UHHRU’s Strategic Litigation Center lawyer Alina Pavliuk on the importance of IHL for the troops in the army
“A clear algorithm of actions in any situation is at the core of military service. Determining certain options for action in one or another situation is a norm for the state in the field of security. Therefore, the more situations are regulated for a serviceman, the lower the risk of abuse not only from the side of immediate executors but also from the side of the state. What else should we think about?
Quite interesting in this regard was the UN Secretary-General’s 1988 report on minimum humanitarian standards. It was noted that “…One of the great advantages of international humanitarian law is that its provisions speak in a direct and detailed manner to the abuses associated with conflict, offering potential victims relatively clear guidance regarding their rights in specific circumstances. Just as importantly, the duties and responsibilities of armed…” and “Insofar as there is confusion about the application of existing rules, a statement of fundamental standards of humanity would provide a useful reference for those advocating greater respect for human rights in situations of internal violence. This applies especially to those engaged in education and training programmes with members of armed forces… “.
On this basis, two main ideas should be distinguished: minimum guarantees for the victims and minimum guarantees for the security forces in the situation of violence. That is, it does not matter how exactly violations are evaluated and qualified nationally; it is important to understand that the violations are not about vulnerable categories or military personnel at the internal level.

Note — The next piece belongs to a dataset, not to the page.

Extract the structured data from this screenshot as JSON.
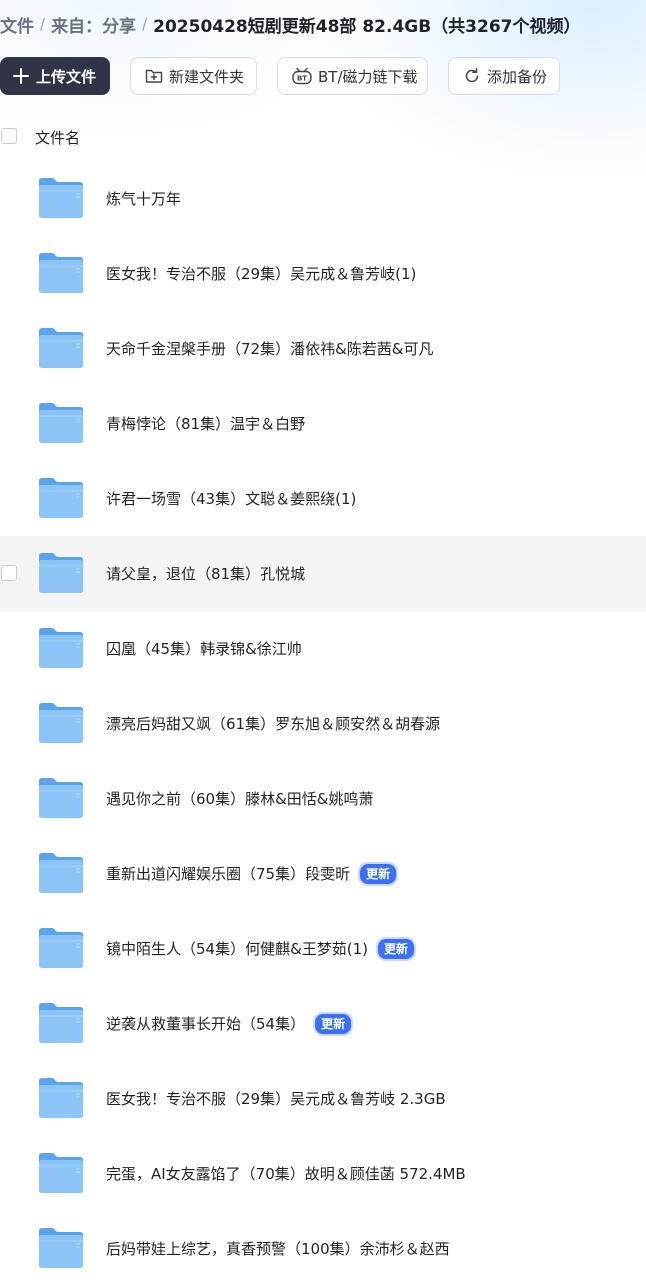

International instruments, in particular in the field of international humanitarian law and international human rights law, establish fairly clear and absolute principles, rights and guarantees. After the ratification of an international treaty, its norms become the rules of direct action – that is, they can rely directly on them, protecting their rights, referring to a specific body or institution or building arguments. But some of them require a special internal mechanism to put these norms into operation. In order to confirm this, there is an example.
Article 33 of the Additional Protocol I to the Geneva Conventions of 12 August 1949, concerning the protection of victims of international armed conflict of June 8, 1977, sets the path for the search for missing persons. It determines that: “As soon as circumstances permit, and at the latest from the end of active hostilities, each Party to the conflict shall search for the persons who have been reported missing by an adverse Party. Such adverse Party shall transmit all relevant information concerning such persons in order to facilitate such searches“. Quite a clear and logical rule if we take an armed conflict into account. But this norm requires the state itself to have accurate lists of the missing persons. That is – it requires an internal mechanism for keeping track of and verifying data on military, civilian, whose fate is not known as a result of hostilities.
The combat statutes of the Armed Forces of Ukraine refer to the norms of international humanitarian law. Part III of the Combat Charter of the Ground Forces of the Armed Forces of Ukraine contains even a separate section entitled “International Humanitarian Law in the Case of War. General restrictions on conducting military operations”, in which the general principles of the rights of war and the main prohibitions for the armed forces of the state are well placed. But this is an issue of the active sphere of international humanitarian law – the use of war methods, the distinction of objects. Although the provisions also mention the victims of the war (e.g., the concept is used in the context of international humanitarian law and covers the wounded and sick, persons who suffered a shipwreck or aircraft accident, missing persons, dead (died), prisoners of war, civilian persons in the area of hostilities), but no specific action is determined concerning them. Also, the mechanism for collecting and verifying information on missing persons is not determined. The same is the case with other normative legal acts.
Regardless the profession, training is a vital issue for further education. Any important step or decision in the area of activity should be accompanied by important arguments. Especially when such steps put other people into dependence. So, in a situation of armed confrontation, it needs some frameworks to stop cruelty and bloodshed. It is clear that during a war, it is quite difficult to talk about the avoidance of deaths, but in the hands of the warring parties, there is a choice: which decisions to take and what principles to follow. Therefore, the norms of international humanitarian law have a clear limit: there is a white one, within which one can act, but there is a black one, which will sooner or later lead to liability and punishment. But in order to be aware of these limits, it is necessary to educate the understanding in security agencies.
It will not depend on the applicability of the principles in practice only from the consolidation of one or another order. It is important to study, disseminate and understand the order. The existence of restrictions can cause misunderstandings if these restrictions are distorted or incomplete. It is a defense, support, awareness of the military’s role in the situation to which it falls. Therefore, what principles should be guided and how to conduct themselves to members of the armed forces should be determined by the state, but not in some points, but in full.